Cordray, who was nominated by President Obama in July, also tried to ease Republican and industry concerns that the bureau would be too aggressive in taking on banks and other financial institutions, saying he would use government lawsuits ‘judiciously.’


‘I know from my own experience that lawsuits can be a very slow, wasteful and needlessly acrimonious way to resolve a problem,’ Cordray told the Senate Banking Committee on Tuesday in written testimony at his confirmation hearing.

Sen. Tim Johnson (D-S.D.), the committee’s chairman, and other Democrats criticized Republicans for ‘rehashing the same debate Congress had last year’ over creation of the agency as part of the sweeping overhaul of financial regulations.

“The purpose of today’s hearing should be to consider whether Mr. Cordray is qualified for that job. Instead, a vocal minority is playing games with the process and holding Mr. Cordray’s nomination hostage,’ Johnson said. ‘This political gamesmanship is preventing Americans from receiving the consumer protections they deserve and putting community banks and credit unions at a competitive disadvantage to non-bank financial companies.’

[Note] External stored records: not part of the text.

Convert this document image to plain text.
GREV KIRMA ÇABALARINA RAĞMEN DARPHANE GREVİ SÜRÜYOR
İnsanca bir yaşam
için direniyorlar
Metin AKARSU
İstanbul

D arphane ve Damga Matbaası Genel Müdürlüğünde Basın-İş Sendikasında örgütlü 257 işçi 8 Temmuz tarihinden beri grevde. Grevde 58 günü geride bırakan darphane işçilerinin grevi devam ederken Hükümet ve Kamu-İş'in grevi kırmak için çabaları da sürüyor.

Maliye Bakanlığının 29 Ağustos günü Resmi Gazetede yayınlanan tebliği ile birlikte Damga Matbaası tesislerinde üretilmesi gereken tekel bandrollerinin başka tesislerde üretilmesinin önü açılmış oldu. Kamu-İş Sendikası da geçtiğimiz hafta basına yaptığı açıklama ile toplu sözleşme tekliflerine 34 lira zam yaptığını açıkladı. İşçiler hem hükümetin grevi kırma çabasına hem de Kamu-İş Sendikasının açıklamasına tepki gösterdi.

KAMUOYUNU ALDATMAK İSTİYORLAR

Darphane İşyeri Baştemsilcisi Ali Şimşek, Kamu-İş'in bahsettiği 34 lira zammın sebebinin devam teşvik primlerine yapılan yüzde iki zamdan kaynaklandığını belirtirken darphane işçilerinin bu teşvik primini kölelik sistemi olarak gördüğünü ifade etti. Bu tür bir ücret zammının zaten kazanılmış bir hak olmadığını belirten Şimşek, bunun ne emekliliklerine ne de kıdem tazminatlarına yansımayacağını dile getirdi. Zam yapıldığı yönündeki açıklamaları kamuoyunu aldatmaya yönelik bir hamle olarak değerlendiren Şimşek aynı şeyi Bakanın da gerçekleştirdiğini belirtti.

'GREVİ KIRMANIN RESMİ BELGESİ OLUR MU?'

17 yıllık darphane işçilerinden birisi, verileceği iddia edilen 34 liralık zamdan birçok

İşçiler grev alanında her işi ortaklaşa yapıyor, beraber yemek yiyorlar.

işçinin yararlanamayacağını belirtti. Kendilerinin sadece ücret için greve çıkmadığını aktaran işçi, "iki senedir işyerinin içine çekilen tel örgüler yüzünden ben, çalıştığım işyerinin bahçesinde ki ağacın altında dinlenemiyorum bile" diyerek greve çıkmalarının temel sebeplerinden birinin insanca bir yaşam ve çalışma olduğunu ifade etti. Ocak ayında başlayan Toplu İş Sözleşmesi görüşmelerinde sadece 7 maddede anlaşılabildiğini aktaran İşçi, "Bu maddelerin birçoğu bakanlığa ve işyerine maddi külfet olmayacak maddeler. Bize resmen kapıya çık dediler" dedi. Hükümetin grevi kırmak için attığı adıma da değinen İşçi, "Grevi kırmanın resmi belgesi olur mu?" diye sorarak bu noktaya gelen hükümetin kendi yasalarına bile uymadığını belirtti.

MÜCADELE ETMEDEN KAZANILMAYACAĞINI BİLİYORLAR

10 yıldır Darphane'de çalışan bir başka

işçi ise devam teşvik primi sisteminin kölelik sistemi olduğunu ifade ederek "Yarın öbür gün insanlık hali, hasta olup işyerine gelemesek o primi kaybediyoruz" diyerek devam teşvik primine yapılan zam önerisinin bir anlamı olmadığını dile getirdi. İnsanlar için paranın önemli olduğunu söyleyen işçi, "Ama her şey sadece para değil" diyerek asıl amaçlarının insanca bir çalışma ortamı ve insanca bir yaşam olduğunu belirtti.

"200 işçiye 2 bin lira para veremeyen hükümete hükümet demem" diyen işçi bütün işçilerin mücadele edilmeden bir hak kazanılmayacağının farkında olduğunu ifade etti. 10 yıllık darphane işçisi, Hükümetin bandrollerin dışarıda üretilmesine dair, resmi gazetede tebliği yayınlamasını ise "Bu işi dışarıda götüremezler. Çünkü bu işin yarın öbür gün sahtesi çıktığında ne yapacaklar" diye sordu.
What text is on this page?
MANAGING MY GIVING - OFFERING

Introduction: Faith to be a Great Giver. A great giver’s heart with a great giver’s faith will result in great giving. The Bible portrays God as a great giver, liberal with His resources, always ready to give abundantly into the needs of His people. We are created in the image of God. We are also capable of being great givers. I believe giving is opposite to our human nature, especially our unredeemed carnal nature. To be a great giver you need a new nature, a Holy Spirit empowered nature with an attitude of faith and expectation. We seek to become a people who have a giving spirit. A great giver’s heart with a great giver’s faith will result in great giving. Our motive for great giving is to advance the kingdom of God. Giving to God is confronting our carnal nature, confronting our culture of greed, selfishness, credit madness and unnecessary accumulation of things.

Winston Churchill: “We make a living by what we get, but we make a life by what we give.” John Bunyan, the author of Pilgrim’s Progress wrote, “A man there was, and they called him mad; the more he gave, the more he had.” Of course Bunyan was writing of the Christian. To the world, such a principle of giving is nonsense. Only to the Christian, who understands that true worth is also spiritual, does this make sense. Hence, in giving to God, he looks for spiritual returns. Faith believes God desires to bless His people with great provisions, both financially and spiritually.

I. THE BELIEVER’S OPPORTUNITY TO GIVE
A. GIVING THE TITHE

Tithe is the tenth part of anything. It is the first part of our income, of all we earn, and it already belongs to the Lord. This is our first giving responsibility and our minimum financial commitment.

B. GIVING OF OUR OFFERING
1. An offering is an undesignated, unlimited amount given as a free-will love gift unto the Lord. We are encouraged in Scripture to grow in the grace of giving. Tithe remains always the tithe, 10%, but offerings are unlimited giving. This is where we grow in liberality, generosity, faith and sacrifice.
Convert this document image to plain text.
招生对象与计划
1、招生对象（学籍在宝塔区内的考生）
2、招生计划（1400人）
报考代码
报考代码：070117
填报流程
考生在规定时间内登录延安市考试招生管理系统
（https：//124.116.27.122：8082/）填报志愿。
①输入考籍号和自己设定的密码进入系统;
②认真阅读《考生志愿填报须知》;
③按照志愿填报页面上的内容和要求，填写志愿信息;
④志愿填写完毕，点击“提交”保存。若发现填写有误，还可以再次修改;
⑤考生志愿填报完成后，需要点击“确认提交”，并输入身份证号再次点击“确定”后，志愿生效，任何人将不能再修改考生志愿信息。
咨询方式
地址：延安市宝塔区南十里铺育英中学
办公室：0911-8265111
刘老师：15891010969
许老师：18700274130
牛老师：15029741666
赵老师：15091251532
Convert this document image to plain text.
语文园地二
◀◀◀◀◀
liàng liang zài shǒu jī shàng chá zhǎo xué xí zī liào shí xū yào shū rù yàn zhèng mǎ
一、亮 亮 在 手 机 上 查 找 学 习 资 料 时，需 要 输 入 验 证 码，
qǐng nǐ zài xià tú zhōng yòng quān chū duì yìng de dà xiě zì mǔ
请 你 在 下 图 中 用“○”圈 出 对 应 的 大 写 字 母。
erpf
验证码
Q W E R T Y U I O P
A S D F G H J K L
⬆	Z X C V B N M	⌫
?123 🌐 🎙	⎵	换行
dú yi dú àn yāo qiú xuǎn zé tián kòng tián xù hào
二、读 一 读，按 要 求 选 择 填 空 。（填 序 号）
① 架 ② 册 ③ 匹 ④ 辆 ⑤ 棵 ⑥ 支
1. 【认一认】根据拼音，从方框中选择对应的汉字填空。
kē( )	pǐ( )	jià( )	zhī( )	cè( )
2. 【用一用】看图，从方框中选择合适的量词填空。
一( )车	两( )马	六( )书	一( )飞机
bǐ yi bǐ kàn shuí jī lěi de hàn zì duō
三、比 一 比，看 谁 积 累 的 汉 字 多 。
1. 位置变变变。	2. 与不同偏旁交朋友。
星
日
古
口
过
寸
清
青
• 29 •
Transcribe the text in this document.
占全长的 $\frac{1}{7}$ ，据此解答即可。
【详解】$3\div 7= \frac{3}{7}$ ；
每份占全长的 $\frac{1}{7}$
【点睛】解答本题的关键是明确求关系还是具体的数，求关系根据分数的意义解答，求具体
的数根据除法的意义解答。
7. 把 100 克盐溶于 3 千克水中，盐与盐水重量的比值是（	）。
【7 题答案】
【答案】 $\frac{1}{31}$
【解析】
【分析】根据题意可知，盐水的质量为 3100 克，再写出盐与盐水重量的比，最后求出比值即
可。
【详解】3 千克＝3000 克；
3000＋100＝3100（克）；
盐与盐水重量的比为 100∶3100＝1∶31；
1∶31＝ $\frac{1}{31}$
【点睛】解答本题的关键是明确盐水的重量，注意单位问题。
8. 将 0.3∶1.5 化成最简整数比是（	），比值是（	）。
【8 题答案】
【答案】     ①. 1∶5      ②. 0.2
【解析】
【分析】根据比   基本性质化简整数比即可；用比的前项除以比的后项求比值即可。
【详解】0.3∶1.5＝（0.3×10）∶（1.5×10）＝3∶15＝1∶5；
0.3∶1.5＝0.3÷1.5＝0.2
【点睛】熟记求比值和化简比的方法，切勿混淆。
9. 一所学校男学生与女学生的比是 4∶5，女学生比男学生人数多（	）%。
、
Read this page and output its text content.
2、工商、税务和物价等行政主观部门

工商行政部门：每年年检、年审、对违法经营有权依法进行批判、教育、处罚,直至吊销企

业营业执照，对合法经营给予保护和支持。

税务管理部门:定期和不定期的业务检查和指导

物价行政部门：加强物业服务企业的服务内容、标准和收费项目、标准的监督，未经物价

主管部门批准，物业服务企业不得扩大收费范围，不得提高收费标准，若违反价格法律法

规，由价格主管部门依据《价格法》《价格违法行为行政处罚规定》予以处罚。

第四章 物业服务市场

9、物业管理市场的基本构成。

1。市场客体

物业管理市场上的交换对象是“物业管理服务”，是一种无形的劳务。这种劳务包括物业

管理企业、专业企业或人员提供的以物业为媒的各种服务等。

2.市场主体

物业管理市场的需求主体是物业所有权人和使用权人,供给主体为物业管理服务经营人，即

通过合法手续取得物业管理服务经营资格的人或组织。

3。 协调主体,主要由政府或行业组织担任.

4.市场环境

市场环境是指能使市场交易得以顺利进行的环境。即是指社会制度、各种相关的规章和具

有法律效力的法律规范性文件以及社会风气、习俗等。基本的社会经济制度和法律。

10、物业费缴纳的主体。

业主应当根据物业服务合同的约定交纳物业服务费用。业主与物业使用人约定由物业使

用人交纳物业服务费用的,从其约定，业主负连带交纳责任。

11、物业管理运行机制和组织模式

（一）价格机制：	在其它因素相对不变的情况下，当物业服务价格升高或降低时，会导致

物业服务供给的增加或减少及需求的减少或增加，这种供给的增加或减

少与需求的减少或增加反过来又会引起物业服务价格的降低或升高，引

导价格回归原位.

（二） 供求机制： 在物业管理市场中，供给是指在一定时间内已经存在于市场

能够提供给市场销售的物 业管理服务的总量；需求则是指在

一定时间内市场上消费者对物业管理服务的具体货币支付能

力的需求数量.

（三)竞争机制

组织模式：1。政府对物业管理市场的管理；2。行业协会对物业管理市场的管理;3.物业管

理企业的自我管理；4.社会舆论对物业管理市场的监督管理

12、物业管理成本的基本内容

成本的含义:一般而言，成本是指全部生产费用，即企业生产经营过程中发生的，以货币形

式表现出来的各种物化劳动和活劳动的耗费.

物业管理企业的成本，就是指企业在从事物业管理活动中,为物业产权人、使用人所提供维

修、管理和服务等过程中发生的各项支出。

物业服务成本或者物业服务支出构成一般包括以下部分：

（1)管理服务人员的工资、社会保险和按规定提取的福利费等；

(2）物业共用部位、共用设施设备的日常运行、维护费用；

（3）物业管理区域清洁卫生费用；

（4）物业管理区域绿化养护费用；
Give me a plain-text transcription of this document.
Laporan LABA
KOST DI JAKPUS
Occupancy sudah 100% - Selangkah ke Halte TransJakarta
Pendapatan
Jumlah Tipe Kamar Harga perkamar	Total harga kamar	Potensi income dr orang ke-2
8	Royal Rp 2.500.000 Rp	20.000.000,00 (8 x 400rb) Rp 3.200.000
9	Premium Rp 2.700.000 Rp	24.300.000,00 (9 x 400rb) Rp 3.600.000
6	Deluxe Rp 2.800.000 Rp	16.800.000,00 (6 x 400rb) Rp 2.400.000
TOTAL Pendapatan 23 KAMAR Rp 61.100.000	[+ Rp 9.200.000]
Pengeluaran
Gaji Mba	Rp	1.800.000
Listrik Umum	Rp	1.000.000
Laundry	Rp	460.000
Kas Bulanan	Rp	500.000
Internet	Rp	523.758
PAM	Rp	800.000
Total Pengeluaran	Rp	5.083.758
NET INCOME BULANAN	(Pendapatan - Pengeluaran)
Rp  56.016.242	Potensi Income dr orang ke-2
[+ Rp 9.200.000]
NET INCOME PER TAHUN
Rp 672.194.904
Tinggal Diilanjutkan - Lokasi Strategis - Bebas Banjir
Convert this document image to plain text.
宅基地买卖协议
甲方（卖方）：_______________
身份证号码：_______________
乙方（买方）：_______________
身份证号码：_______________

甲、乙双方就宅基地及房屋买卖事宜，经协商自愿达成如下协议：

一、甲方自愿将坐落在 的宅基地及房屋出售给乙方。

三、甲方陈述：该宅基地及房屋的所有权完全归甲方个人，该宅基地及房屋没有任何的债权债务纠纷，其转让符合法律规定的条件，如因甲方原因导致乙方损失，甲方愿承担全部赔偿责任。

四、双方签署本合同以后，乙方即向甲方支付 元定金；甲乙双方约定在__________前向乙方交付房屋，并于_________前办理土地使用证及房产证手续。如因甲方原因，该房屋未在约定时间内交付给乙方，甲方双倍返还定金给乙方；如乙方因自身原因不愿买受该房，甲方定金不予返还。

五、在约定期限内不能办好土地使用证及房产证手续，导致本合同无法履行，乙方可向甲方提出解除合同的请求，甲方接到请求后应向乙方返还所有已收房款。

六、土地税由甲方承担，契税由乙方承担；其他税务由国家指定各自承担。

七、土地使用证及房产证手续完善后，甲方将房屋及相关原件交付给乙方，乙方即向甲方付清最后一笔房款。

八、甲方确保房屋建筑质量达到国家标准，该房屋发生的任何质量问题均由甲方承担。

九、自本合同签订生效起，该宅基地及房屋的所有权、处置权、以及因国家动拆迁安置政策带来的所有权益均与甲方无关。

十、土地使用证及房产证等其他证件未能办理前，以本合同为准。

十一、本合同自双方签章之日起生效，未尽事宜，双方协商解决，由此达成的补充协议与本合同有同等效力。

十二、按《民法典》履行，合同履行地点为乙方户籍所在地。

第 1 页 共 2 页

In May, 44 Senate Republicans — enough to mount a successful filibuster — vowed to block the confirmation of any nominee to head the agency unless major changes were made in its structure and that the White House argues would weaken its powers. Among the changes they want is to replace the single director with a five-member bipartisan commission and make it easier for other banking regulators to overturn the director’s decisions.

‘Because of the expansive jurisdiction of the bureau, every American will be affected by the director’s decisions,’ said Sen. Richard Shelby (R-Ala.), a leading opponent of the agency. ‘The director will single-handedly determine the financial products consumers can buy, as well as which consumers have access to credit, and which do not....It is staggering the amount of control the director will exert over the daily financial choices available to Americans.’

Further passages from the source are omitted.